Wie viele Israeli hat Sofia Vilencik bis zuletzt noch daran geglaubt, dass Shiri, Kfir und Ariel Bibas am Leben sind. Kfir war erst neun Monate alt, als die Terroristen die Familie aus dem Kibbuz Nir Oz entführten. Die Bibas-Familie ist zu einem Symbol der Grausamkeit der Hamas und des Geiseldramas geworden.

Ein Kampf der Narrative

Die Hamas hatte zuvor mitgeteilt, dass es sich bei den Toten, die sie an diesem Tag an Israel übergeben würde, um die drei Mitglieder der Familie Bibas sowie den 83-jährigen Oded Lifshitz handelt. Am Mittwochabend hatten die israelische Armee und das Büro von Ministerpräsident Benjamin Netanyahu mitgeteilt, dass diese Namen auf der Liste der Terrororganisation stünden. Zweifelsfrei ist ihre Identität noch nicht bestätigt. Kurz nach der Mitteilung der Behörden protestierten Angehörige der Familie Bibas: Sie hatten der Veröffentlichung der Namen nicht zugestimmt.

Laut der Hamas soll Shiri Bibas mit ihren zwei Kindern bei einem israelischen Luftangriff im November 2023 getötet worden sein. Israel hatte den Tod bisher nicht bestätigt. Die sterblichen Überreste werden nun in einem forensischen Institut nahe Tel Aviv identifiziert. Schon jetzt ist ein Kampf der Narrative um die Umstände ihres Todes entbrannt.

Die Hamas nutzte die Übergabe der getöteten Geiseln für eine makabre Propagandashow. Auf einer Bühne war ein antisemitisches Plakat aufgestellt, das Netanyahu als Vampir zeigte, der das Blut der getöteten Familie Bibas trinkt. Dann wurden die vier Särge vorgeführt, die offenbar die Überreste der Geiseln beinhalten. Darauf hatte die Hamas Bilder der Toten geklebt und geschrieben, sie seien von der israelischen Armee getötet worden.

Im israelischen Fernsehen wurde bei Shiri, Kfir und Ariel Bibas allerdings nicht von getöteten, sondern von ermordeten Geiseln gesprochen. Noch ist aus israelischer Sicht nicht zweifelsfrei geklärt, wie sie ums Leben gekommen sind.

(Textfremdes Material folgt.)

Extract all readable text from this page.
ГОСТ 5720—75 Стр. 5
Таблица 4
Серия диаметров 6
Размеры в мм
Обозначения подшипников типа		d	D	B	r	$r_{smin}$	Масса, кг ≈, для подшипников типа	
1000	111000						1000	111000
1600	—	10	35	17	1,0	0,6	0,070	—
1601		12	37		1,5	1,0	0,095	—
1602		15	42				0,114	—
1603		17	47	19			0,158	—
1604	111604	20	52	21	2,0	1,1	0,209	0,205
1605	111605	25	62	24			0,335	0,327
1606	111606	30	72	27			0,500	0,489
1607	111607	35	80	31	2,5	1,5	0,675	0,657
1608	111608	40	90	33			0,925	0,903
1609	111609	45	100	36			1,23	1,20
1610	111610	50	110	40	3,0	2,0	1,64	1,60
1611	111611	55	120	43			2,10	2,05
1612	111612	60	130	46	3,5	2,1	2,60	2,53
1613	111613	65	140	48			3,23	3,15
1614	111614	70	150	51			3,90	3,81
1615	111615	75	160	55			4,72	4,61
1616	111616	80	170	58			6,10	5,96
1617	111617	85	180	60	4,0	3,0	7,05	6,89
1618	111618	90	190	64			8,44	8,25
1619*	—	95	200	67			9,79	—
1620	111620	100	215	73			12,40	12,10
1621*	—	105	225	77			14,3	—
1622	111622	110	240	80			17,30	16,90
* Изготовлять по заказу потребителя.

Die Identifizierung der Leichen wird laut den Behörden bis zu 48 Stunden dauern – die Forensiker dürften sehr genau überprüfen, ob sich nicht doch Hinweise auf Schusswunden oder ähnliche Spuren finden lassen, die auf eine Ermordung durch die palästinensischen Terroristen hindeuten.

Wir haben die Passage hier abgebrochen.